The Secret River by Marjorie Kinnan Rawlings, illustrated by Leo and Diane Dillon (2009). 


This is actually a revised and reillustrated edition of the book that was originally published in 1955 and received a Newbery Honor Award. At that time it was illustrated by the great Leonard Weisgard. As you may know, Rawlings is the Pulitizer Prize winning author of The Yearling. While many now consider that novel to be for children or young adults, it wasn't written with that in mind. This story is actually the only one that Rawlings wrote specifically for children. 

 A summary from Kirkus: "There are no fish left in the rivers and streams; hard times have come to the forest, and everyone is poor and hungry. Calpurnia is determined to find fish for her father to sell in his shop. Mother Albirtha, the wisewoman, advises her to follow her nose to a secret river teeming with fish. She finds this amazing river and politely asks the fishes’ permission to catch some of them. On her long journey home she shares her catch with several animals and, of course, Mother Albirtha. Father sells the fish for promises of payment, which are all fulfilled, and soft times come to the entire community."

Rawlings wanted the story to be about an African American girl and purposely didn't use the stereotypical "Negro dialect" that was often used in books at that time.  However, the book wasn't published until after her death, so she wasn't able to have a say in the illustrations, given that she never actually makes mention of race in the story. At that time in children's publishing, portraying children of color was almost non-existent. But Weisgard wanted his illustrations to be true to Rawling's intentions and do his small part in contributing to breaking down the color barrier, so he used brown paper to subtly suggest the characters' race. (Source)  You can see examples below. 



This newer edition is one of the most beautifully illustrated books I've seen. I always love Leo and Diane Dillon's work, but think it particularly shines here. The imaginative illustrations perfectly accompany Rawlings' beautiful fable. 


Sunday, June 11, 2017

The Green Ladybug

The Green Ladybug by Zachariah Rippe (2017). 

The author/illustrator contacted me about his latest book.  He wrote: "I grew up HATING reading. I graduated with a lower than average reading level. I didn't read my first chapter book from cover to cover until I was 22 years old...and I read that book so that I could talk to a girl...who is now my wife of 11 years. He wrote his first children's book when he found out he was going to be a father. 

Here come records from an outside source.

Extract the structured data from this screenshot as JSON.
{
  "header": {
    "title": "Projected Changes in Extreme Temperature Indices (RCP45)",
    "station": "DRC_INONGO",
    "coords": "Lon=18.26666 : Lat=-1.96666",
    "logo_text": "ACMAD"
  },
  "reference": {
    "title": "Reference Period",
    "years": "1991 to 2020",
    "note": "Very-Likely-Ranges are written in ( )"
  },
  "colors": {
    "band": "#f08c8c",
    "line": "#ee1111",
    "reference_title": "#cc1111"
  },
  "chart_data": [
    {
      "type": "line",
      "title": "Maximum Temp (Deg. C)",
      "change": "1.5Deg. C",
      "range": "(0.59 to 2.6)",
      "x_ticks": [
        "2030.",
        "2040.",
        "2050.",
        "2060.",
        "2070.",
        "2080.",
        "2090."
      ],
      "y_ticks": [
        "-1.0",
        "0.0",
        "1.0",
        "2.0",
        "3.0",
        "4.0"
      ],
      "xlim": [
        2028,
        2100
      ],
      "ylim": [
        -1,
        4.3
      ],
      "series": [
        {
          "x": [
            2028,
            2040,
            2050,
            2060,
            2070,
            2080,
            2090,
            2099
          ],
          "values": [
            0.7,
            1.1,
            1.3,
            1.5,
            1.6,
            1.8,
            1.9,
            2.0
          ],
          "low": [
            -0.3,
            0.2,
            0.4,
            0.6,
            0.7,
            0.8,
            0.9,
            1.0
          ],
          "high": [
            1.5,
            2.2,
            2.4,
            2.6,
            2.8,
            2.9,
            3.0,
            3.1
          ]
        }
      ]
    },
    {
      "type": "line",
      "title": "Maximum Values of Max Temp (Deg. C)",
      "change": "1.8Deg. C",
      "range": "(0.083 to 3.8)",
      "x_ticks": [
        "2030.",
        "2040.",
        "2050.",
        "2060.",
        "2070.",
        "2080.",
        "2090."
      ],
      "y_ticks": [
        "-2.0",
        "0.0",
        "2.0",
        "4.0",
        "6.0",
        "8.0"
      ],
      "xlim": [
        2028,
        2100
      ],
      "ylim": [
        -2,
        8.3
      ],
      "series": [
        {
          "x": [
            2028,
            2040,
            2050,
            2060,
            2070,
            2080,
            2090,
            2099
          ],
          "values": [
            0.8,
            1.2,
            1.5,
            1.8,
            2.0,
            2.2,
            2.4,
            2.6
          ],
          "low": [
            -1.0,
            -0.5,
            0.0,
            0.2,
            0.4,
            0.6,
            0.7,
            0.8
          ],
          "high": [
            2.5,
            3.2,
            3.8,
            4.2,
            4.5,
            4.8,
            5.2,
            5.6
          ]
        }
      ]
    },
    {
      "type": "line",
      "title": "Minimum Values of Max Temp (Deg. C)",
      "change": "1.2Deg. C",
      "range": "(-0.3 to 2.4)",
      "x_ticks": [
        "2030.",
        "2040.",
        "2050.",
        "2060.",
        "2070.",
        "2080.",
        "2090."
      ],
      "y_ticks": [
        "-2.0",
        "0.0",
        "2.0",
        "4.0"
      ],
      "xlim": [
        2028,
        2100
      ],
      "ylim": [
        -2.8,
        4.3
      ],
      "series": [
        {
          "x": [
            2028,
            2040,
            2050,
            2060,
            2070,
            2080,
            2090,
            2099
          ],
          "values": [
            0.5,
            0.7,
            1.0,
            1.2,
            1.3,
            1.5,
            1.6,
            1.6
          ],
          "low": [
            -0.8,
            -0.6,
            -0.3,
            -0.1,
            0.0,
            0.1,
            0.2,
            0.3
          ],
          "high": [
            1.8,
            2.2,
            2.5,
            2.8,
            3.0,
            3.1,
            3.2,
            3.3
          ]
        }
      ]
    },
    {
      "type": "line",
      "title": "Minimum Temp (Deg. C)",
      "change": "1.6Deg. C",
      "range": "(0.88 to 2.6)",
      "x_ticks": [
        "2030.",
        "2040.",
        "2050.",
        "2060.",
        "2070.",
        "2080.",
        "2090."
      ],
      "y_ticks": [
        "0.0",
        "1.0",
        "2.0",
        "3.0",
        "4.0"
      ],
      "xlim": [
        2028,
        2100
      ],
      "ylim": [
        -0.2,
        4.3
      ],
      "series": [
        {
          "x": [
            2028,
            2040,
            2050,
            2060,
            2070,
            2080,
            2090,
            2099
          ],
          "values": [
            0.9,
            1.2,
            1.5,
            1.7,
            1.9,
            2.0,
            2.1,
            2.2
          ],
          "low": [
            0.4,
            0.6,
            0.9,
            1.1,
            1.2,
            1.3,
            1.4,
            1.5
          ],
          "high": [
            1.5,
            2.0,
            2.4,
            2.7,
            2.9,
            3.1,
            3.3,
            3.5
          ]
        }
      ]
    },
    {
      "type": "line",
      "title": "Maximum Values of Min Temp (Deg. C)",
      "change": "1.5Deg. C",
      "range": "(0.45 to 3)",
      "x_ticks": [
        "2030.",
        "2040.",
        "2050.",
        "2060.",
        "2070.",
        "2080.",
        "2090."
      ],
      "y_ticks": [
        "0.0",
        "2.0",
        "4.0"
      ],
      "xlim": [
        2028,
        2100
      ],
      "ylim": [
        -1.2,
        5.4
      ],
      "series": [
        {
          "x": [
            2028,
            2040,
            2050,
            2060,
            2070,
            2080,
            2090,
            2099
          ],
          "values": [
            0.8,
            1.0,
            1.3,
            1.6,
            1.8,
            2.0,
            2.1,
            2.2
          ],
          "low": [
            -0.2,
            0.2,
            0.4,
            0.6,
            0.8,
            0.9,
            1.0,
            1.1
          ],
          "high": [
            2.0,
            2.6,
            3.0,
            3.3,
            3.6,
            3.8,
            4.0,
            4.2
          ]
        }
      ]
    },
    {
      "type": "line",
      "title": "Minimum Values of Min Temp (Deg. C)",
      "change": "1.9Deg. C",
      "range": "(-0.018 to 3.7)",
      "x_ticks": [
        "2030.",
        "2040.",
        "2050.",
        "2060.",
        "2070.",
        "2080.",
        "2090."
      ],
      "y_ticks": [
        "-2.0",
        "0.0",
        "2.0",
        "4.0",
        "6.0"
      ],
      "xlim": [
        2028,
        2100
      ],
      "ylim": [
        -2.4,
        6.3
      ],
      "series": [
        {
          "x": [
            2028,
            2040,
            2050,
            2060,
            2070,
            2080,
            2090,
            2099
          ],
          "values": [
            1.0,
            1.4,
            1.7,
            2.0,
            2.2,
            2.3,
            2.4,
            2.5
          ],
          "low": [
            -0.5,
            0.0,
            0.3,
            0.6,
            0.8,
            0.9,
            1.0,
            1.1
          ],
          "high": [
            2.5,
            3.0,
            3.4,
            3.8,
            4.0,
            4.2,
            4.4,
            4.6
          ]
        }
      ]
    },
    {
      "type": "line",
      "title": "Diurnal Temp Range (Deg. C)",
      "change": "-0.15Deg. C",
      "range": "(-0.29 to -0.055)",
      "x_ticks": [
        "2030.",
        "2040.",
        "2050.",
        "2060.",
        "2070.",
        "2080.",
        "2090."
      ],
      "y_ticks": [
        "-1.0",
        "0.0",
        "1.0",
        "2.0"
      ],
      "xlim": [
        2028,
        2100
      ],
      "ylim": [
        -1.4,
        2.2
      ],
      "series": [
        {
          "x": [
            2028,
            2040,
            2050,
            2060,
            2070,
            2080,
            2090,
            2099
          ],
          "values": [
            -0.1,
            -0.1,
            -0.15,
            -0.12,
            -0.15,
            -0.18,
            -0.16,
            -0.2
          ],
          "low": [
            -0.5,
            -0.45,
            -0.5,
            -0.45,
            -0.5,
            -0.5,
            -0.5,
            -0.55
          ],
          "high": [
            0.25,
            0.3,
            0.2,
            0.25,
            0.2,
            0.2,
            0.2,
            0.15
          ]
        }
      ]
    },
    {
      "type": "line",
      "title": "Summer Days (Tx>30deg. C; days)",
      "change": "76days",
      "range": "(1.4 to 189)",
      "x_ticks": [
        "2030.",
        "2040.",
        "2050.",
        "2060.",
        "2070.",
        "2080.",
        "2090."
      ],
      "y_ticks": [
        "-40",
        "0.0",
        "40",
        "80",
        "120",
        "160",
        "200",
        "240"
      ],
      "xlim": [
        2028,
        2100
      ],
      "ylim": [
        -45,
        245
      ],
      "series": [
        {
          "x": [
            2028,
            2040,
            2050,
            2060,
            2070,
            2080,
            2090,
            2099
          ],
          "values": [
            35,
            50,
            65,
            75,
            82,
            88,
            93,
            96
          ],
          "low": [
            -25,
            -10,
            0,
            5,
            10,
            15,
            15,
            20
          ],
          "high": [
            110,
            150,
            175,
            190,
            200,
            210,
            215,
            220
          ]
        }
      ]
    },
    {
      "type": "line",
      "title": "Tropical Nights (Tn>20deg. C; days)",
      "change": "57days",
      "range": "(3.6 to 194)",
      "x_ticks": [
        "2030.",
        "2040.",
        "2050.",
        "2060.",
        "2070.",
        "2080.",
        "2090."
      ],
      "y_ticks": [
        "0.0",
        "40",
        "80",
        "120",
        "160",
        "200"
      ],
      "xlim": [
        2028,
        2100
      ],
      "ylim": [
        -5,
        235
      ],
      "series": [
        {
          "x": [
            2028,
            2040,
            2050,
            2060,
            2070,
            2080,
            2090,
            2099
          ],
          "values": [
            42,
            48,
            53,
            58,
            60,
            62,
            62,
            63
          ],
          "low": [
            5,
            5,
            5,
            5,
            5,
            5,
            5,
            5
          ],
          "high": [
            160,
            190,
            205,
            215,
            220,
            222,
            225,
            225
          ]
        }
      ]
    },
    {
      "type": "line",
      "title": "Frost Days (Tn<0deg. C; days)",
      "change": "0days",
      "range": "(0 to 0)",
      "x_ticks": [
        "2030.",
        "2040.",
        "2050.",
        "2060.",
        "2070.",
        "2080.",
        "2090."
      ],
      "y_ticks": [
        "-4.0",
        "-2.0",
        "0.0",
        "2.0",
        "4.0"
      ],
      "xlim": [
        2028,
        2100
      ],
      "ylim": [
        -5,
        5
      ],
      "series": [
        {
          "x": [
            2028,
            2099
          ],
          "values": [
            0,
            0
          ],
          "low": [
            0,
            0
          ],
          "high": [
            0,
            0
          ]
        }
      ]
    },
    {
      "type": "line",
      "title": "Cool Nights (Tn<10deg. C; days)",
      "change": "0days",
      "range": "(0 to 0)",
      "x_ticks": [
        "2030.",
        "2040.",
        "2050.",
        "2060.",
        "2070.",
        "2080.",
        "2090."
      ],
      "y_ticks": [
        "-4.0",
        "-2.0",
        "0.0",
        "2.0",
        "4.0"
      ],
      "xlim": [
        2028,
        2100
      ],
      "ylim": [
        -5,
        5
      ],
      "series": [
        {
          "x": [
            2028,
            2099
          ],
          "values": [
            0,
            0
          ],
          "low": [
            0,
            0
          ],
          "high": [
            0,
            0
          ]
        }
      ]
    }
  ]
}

I love that story.  And this picture book is cute with a good message. It's a familiar story... in particular, it reminded me of Rudolph the Red Nosed Reindeer, but I still found it charming.  It tells of red ladybugs who love playing in the sun, but when a green ladybug tries to join them, they shoo her away because she looks different from them. But when a bug catcher starts scooping up the ladybugs in a jar, it's the green ladybug who saves the day.  The pictures are cute and simple, although somewhat repetitive, but I think kids will enjoy the rhyming story. Overall a nice little read.





Disclaimer: I received an e-copy of this book from the author in exchange for an honest, unbiased review. All opinions are my own.

Wednesday, May 3, 2017

Children's Book Week

Happy Children's Book Week! 



There are lots of events and activities going on this week. You can find an event near you on this map.  You can also find bookmarks and other cool things on Every Child a Reader's website.  

I love this poster by Christian Robinson. 





Thursday, April 27, 2017

Smudge, the Little Lost Lamb

Smudge, the Little Lost Lamb by James Herriot, illustrated by Ruth Brown (Macmillan, 1991). 

This is a sweet book about a little lamb who, one spring day, decides to venture out from his farmyard to explore the world. However, he soon becomes lost and is unable to find his way home. Luckily he meets some nice people along the way who eventually help return him to his mother. The story is text-heavy so probably best for ages 5 and up. I really like the watercolor illustrations. A nice read for springtime.